All the coolest coaches are no more than 2 steps from Russian stuff.
Man this is a great write up. Seriously you should write a book/ create an app something to push this. I’ve seen some garbage cookie cutter programs out there that ppl pay for and you have variation to target weak points, intensity control and progression built in. Well done and good luck at you meet coming up.
I’ve used CAT style training in the past. For strength it works great. It’s a great way to increase your max without lifting max weight. I used it particularly for singles.

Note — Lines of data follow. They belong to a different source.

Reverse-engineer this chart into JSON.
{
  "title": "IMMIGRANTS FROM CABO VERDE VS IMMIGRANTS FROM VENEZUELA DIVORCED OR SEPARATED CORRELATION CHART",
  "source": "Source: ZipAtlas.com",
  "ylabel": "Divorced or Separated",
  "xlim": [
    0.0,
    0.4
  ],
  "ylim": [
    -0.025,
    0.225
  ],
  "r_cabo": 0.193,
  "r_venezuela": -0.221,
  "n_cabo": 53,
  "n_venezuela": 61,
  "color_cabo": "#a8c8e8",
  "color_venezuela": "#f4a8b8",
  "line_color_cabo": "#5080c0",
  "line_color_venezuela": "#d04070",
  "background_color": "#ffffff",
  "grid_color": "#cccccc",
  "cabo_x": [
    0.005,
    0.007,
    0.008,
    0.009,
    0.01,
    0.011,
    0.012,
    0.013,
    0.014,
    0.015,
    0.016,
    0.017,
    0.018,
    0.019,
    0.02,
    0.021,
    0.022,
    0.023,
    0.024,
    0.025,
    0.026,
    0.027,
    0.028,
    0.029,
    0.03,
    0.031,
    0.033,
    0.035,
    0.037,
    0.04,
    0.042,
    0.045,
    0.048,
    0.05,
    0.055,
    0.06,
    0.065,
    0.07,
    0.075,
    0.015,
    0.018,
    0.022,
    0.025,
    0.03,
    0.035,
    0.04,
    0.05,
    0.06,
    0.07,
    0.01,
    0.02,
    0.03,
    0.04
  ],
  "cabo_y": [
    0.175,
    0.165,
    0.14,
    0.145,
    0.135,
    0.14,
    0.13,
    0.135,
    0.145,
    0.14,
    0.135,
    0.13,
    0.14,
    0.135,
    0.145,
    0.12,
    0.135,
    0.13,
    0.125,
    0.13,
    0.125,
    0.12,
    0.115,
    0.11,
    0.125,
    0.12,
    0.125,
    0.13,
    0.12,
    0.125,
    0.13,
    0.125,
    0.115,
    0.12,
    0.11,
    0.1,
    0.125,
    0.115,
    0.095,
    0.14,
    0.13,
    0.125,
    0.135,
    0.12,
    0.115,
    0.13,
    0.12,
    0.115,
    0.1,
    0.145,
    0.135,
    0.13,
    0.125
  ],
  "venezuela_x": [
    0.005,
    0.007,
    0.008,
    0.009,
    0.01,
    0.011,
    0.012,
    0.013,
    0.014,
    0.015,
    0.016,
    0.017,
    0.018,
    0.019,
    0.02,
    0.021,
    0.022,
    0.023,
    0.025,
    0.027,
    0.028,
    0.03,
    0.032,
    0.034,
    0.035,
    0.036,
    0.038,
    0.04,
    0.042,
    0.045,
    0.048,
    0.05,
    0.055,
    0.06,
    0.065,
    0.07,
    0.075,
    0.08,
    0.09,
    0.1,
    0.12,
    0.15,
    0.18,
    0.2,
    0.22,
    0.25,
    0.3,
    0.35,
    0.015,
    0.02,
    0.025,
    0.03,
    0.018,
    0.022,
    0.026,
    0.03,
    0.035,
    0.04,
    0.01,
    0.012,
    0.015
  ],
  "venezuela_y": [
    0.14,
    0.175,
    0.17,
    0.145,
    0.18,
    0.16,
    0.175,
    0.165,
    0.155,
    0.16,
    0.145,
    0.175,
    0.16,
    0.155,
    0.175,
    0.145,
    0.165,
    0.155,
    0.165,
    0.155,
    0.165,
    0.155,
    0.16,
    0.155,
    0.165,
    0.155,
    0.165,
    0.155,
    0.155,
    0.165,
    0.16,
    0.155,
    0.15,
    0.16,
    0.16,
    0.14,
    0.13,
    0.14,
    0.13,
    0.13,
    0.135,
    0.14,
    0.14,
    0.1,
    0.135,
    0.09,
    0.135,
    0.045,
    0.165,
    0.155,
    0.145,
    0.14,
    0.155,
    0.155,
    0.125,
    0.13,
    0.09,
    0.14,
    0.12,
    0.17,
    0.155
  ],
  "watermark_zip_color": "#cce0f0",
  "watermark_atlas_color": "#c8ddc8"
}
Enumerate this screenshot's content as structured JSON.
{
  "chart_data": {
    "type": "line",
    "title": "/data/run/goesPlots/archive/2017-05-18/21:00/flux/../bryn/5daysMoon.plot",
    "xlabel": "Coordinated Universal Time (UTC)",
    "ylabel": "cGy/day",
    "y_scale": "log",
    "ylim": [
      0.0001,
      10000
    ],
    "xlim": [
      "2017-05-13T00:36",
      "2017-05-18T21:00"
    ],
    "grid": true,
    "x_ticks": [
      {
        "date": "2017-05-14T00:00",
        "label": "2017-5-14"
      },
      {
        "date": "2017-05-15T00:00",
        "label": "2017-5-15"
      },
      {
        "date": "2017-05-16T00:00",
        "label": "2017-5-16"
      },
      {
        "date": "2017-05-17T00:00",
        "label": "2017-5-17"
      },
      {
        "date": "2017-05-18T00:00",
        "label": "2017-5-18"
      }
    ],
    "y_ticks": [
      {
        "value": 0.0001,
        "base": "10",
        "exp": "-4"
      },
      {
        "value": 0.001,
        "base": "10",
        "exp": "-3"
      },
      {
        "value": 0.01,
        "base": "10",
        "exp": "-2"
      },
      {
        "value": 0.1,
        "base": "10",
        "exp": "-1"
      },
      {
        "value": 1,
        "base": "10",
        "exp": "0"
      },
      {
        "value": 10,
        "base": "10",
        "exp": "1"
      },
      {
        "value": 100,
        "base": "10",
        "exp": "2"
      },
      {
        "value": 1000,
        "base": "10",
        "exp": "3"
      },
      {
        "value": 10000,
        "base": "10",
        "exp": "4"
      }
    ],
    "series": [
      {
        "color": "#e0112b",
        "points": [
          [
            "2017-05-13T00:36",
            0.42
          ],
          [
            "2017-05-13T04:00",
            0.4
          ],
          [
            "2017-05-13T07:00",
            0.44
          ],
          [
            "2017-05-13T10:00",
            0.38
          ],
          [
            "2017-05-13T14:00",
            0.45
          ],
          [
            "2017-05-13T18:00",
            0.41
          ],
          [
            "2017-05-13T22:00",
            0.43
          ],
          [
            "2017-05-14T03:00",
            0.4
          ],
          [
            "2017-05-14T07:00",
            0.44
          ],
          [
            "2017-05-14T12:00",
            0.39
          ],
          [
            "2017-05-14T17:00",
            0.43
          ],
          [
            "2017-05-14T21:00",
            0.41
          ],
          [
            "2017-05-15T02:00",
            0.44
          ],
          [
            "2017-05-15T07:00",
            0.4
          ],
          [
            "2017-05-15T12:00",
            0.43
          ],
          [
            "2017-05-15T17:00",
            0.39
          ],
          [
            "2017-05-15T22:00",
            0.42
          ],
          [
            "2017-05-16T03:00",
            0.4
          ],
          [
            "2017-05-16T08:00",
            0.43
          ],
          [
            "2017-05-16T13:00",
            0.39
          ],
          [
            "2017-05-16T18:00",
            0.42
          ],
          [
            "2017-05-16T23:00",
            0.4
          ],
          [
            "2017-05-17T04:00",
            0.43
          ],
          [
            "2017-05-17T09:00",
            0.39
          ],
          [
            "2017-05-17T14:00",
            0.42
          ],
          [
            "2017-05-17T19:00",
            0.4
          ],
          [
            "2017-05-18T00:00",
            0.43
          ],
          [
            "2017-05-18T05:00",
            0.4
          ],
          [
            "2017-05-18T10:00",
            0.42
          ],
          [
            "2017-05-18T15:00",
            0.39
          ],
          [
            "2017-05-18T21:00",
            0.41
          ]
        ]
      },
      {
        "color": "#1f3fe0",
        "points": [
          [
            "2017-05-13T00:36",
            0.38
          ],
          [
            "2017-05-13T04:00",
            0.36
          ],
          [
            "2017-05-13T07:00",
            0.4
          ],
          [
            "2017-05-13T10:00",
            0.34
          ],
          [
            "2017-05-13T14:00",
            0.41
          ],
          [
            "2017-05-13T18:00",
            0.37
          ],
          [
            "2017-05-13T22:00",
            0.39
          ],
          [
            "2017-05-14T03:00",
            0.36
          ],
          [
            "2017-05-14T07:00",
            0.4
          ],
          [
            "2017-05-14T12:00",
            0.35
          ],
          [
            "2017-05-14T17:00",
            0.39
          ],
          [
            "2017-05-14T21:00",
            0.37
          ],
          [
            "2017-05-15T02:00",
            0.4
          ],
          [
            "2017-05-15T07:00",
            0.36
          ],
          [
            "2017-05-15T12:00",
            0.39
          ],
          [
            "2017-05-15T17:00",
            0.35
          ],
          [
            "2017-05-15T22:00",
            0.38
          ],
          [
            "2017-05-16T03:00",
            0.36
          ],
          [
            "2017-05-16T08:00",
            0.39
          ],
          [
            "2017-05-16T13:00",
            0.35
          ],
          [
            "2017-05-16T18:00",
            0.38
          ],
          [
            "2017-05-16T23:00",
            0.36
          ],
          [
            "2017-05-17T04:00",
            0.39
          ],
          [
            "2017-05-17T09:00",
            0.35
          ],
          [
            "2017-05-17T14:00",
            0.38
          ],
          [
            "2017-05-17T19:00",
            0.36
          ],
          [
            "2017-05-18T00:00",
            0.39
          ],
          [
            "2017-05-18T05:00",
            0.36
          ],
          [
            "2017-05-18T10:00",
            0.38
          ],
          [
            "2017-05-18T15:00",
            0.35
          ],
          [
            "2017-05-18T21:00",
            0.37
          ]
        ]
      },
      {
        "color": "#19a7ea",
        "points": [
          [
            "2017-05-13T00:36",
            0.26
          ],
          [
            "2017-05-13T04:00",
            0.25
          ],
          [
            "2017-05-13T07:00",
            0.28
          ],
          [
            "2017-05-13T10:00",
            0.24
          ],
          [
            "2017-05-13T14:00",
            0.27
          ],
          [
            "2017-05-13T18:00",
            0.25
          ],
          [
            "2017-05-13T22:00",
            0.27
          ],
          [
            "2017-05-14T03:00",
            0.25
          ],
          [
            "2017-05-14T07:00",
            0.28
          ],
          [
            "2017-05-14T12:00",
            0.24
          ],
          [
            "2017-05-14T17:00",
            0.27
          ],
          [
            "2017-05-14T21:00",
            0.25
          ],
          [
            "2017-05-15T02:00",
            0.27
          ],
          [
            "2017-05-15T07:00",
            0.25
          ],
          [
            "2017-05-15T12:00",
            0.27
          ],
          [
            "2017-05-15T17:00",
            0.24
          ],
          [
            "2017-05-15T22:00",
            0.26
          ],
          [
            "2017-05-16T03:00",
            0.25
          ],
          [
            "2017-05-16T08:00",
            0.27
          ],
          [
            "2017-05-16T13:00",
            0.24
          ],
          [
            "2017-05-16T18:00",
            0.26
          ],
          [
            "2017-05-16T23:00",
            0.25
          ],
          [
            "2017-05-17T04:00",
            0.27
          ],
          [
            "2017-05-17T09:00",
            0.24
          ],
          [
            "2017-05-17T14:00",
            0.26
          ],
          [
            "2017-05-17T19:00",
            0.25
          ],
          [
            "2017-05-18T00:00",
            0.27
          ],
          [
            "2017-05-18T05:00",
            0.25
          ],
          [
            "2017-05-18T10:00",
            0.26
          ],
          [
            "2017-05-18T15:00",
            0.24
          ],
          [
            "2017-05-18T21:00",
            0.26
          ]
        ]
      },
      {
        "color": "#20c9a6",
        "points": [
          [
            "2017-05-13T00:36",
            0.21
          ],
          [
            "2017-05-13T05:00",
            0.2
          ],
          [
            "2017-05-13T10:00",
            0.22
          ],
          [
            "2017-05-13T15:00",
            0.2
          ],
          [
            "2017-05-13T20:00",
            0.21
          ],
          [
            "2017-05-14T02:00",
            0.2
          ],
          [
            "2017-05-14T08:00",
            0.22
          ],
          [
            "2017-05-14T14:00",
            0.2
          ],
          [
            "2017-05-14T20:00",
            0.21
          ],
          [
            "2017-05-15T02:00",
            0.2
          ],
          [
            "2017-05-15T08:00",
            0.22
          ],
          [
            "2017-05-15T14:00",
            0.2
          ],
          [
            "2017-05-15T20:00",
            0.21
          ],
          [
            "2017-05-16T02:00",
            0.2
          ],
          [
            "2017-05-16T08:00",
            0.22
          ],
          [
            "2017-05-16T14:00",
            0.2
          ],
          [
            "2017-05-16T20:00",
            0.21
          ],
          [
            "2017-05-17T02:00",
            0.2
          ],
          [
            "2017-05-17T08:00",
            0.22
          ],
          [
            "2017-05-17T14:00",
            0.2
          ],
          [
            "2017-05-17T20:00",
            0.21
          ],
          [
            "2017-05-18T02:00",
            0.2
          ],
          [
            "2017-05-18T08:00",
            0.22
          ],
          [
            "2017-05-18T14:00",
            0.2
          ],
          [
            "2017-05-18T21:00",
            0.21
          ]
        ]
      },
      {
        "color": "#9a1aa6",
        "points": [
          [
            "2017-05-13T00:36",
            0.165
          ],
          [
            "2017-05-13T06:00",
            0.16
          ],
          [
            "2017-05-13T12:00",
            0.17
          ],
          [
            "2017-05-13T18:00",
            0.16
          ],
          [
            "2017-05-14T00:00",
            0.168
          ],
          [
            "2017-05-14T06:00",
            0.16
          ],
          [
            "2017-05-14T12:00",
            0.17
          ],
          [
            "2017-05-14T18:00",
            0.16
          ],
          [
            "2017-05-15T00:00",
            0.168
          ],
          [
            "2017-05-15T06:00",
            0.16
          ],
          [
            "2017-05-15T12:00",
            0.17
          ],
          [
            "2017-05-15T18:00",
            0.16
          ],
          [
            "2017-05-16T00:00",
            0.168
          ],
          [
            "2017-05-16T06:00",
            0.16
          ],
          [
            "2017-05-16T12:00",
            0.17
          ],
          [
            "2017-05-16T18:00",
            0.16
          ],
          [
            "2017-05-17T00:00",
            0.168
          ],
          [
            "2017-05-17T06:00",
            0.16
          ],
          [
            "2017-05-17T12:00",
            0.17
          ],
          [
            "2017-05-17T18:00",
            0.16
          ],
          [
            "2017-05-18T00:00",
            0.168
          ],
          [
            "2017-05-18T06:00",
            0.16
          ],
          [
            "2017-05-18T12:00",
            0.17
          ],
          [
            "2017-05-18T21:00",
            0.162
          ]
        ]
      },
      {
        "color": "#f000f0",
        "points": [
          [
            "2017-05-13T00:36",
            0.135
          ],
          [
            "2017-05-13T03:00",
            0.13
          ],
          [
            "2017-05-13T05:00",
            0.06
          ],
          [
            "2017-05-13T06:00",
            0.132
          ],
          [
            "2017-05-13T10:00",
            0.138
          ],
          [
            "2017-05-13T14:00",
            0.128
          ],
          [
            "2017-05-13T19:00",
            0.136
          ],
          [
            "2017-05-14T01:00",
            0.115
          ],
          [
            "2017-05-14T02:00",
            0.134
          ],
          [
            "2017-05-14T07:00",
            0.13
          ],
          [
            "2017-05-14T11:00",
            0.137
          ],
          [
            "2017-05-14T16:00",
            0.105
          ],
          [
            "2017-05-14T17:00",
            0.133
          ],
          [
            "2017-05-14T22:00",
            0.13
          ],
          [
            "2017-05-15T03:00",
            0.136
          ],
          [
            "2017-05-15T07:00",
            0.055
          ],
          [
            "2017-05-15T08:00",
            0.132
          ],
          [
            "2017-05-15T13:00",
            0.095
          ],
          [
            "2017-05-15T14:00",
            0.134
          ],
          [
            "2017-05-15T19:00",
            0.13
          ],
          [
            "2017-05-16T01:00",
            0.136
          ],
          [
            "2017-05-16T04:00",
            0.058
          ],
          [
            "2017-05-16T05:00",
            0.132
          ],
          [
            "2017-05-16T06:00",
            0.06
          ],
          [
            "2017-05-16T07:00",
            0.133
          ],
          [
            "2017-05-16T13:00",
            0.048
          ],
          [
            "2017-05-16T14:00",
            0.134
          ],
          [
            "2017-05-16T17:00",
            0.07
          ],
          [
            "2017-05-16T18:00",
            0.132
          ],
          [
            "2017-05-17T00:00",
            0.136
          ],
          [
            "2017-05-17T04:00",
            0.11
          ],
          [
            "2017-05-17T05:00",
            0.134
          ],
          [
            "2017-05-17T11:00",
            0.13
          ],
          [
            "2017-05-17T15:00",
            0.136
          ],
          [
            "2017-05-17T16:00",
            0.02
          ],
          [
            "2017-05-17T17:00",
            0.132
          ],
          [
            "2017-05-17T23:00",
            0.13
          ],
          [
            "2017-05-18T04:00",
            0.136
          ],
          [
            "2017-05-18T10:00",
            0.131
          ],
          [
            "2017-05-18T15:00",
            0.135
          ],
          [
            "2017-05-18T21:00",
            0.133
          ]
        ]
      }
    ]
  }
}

Josh Bryant I believe did an article based on Fred Hatfield’s training you can search for. It seems to explain things well.
Matter of fact after I get my shoulder fixed my contest prep will be strictly CAT style.
The thing is that there appear to be significantly different methods used by Russian lifters and their coaches. The typical Russian style training is high volume submaximal work, but then you have people like Andrey Malanichev (one work set, no assistance work) and Sergey Ponamarev (pretty much the same with some assistance work) so maybe things aren’t as straightforward as we would like to believe.